Policy continues to play a role, he argued, because the tax system is used to redistribute wealth to the rich by subsidizing homeownership. The government puts far more money into subsidies for mortgages than supporting renters or people who live in affordable housing, for example.
The disparity in home equity makes addressing wealth inequality through homeownership more complicated. Darity Jr. says that the focus of federal intervention should be to help black people increase their wealth in general, and then let them decide if they want to put that wealth into homeownership. “You can’t get into the homeownership game with significant equity in your home unless you already have wealth,” Darity Jr. told Quartz.
It’s important to consider wealth, then, independent of homeownership. Black Americans have a larger portion of their wealth in housing than white Americans. The disparity here matters when you consider that the median net worth of a black homeowner is less than the median value of a black home.
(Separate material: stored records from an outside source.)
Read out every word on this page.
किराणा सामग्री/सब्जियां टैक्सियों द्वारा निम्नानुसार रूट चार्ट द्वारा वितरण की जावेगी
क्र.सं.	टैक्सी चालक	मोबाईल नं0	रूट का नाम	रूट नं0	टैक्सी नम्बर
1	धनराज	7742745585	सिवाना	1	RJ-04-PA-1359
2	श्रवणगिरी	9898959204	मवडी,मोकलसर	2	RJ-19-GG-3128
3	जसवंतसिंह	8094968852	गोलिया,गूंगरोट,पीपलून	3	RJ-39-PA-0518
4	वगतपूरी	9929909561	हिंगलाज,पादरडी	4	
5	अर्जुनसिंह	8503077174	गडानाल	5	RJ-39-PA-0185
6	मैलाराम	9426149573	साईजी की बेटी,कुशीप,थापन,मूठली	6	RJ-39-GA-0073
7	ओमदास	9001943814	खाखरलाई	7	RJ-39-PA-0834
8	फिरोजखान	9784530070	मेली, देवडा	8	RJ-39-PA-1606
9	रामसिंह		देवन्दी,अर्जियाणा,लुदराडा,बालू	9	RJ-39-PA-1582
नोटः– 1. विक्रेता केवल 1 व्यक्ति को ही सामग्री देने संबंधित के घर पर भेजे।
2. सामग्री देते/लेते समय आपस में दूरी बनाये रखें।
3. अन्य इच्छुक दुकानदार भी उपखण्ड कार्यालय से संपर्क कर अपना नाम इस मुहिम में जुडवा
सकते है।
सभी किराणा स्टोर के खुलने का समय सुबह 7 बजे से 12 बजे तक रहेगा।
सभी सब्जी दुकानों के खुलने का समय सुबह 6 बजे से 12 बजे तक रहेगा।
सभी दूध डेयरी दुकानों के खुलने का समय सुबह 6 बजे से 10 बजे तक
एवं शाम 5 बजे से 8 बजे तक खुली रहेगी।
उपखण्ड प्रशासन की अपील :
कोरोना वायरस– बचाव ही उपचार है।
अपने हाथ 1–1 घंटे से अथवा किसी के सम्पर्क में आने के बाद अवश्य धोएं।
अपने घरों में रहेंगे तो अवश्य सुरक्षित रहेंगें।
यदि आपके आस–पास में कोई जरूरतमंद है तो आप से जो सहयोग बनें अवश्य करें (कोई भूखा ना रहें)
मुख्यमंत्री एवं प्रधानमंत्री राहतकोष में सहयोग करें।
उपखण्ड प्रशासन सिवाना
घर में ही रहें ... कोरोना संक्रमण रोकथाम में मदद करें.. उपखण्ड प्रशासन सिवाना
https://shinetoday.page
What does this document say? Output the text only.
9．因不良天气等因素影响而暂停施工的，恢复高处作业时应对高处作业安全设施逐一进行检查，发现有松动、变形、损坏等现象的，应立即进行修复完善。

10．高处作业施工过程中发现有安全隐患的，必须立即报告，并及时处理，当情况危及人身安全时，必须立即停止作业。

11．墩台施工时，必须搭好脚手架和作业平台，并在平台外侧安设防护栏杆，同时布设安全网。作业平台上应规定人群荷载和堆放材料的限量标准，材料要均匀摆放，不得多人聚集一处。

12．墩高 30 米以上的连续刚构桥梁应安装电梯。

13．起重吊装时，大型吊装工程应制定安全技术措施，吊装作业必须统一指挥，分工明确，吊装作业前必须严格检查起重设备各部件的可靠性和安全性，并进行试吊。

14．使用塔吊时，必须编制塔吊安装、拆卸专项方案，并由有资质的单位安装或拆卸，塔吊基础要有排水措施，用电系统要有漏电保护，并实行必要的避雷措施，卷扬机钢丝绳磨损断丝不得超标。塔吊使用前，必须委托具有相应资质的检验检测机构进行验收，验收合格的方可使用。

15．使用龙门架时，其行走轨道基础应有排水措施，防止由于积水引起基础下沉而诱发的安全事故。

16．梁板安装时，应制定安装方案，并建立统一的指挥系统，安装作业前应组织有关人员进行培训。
That’s to say that other household liabilities eat into black families’ home equity. The same cannot be said for the average white household.
To address wealth inequality, “America must undergo a vast social transformation produced by the adoption of bold national policies,” the report states. The authors recommend a reparations program tied to compensation for the legacies of slavery and Jim Crow laws, or policies that seek to address wealth inequality among all Americans, with outcomes that would disproportionately benefit black Americans on account of their extraordinarily low levels of wealth.
But while the data show that more needs to be done to address racial inequality, particularly in housing, there is a worrying change of tone at the US Department of Housing and Urban Development. Under Trump-appointed secretary Ben Carson, the department has scaled back enforcement of fair housing laws and is considering changing the department’s mission statement to remove references to promoting “inclusive” communities that are “free from discrimination.”
Correction: An earlier version of this story incorrectly said 3% of black households are millionaires or better. In fact, fewer than 2% are.